The dilemma faced by current Google management is that they cannot technically guarantee to employees that Gemini will not be used for certain purposes, because it simply cannot access or verify what happens within those networks.

The Silent Disappearance of Google AI Principles, and a Historical Comparison with Maven

In February 2025, Google quietly amended its AI Principles, removing the explicit prohibition on “developing weapons or surveillance AI.” DeepMind CEO Demis Hassabis explained that global AI leadership competition was intensifying, and human rights organizations like Human Rights Watch and Amnesty International immediately condemned the change.

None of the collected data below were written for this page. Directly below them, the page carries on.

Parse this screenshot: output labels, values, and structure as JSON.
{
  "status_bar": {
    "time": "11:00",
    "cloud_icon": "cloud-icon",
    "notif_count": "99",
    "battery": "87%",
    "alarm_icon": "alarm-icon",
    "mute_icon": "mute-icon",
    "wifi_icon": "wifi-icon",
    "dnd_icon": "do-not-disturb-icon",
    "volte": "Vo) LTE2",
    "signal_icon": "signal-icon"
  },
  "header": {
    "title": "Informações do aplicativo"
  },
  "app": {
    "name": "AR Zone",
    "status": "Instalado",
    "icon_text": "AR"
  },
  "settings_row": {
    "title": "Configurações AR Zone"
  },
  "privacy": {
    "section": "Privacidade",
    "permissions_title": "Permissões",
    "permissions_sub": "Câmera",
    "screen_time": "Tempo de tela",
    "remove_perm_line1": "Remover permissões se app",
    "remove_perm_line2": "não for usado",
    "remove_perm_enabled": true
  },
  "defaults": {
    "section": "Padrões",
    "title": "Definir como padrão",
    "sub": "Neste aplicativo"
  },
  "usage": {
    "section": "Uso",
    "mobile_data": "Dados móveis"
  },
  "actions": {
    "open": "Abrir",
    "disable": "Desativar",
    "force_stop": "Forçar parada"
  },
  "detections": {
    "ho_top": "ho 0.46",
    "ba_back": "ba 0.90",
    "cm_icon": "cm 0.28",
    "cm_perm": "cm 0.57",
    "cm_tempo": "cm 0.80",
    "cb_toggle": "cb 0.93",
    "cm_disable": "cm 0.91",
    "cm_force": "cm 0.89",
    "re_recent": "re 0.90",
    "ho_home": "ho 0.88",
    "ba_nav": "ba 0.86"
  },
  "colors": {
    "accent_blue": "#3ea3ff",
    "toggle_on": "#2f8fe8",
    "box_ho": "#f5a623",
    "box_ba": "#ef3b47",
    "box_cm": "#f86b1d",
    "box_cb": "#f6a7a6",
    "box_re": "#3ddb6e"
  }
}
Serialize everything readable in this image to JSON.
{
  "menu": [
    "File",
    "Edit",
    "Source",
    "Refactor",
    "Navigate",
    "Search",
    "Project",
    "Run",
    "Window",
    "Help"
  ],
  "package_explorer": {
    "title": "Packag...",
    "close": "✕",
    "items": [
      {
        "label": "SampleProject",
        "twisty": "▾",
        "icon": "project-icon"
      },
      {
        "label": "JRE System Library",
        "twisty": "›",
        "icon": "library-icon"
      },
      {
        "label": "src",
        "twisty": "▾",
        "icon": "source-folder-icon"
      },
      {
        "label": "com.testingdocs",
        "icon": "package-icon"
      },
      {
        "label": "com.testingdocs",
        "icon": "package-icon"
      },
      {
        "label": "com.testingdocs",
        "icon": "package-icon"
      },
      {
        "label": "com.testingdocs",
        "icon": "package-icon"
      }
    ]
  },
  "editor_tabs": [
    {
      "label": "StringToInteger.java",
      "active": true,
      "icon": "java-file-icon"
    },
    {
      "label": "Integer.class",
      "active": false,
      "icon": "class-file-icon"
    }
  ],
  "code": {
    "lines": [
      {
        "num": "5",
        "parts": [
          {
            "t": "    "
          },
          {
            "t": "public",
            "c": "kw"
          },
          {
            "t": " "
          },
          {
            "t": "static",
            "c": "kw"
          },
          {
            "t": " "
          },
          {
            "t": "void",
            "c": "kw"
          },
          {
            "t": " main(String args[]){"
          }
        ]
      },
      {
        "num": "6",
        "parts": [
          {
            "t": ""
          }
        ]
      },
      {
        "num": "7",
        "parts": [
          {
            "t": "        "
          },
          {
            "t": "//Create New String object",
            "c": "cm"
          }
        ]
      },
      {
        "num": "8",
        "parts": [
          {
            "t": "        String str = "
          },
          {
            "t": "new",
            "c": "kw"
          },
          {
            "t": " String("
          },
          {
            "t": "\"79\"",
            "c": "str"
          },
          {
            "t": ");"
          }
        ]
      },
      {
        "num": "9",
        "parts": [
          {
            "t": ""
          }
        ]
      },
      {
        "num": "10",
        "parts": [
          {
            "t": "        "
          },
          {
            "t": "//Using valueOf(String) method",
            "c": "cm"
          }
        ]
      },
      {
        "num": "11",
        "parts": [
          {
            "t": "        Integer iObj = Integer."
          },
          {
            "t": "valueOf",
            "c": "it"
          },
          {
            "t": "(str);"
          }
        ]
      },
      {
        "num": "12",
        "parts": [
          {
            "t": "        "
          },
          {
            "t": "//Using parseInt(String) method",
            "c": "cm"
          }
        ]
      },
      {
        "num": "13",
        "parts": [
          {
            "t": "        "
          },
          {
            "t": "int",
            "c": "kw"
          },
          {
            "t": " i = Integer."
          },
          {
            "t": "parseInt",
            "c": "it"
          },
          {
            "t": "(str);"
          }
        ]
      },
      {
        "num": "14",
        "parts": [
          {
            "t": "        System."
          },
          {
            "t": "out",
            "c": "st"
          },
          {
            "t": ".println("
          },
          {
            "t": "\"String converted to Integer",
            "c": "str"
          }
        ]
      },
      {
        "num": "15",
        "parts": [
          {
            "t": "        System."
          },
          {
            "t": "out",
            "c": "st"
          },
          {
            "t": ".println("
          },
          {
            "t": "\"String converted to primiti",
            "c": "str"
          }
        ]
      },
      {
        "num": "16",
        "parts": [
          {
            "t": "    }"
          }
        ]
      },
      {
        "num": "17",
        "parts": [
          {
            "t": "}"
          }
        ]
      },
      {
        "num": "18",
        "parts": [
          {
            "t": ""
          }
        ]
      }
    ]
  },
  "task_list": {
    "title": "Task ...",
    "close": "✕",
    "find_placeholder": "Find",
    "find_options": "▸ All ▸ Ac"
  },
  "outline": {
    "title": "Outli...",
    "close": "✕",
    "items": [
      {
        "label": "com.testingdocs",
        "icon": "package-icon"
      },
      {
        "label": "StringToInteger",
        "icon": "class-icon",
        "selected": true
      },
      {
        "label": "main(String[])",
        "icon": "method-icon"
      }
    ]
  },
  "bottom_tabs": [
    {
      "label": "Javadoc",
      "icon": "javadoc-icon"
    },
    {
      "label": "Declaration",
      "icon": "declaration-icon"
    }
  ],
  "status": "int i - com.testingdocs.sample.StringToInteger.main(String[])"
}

The 2018 Maven case saw 4,000 employees sign a petition, with at least 12 resignations, ultimately forcing Google to decline to renew the contract, which was then taken over by Palantir.

Google’s collaboration with the U.S. Department of Defense on the “Maven Project” in 2018

This project aimed to use Google’s AI and machine learning technology to automatically analyze aerial imagery captured by drones, assisting the U.S. military in target identification. However, it sparked fierce internal ethical protests, becoming a pivotal moment in the history of tech-military cooperation.

The success of Maven was partly because, in 2018, AI military applications were still a fringe issue, and the brand cost for Google exceeded the contract value. Eight years later, AI has become a core component of defense infrastructure, with Google, AWS, and Microsoft competing fiercely for major contracts.

Market position, political pressure, and competitive landscape all point in the same direction: a letter alone seems insufficient to counter the market interests behind these massive contracts.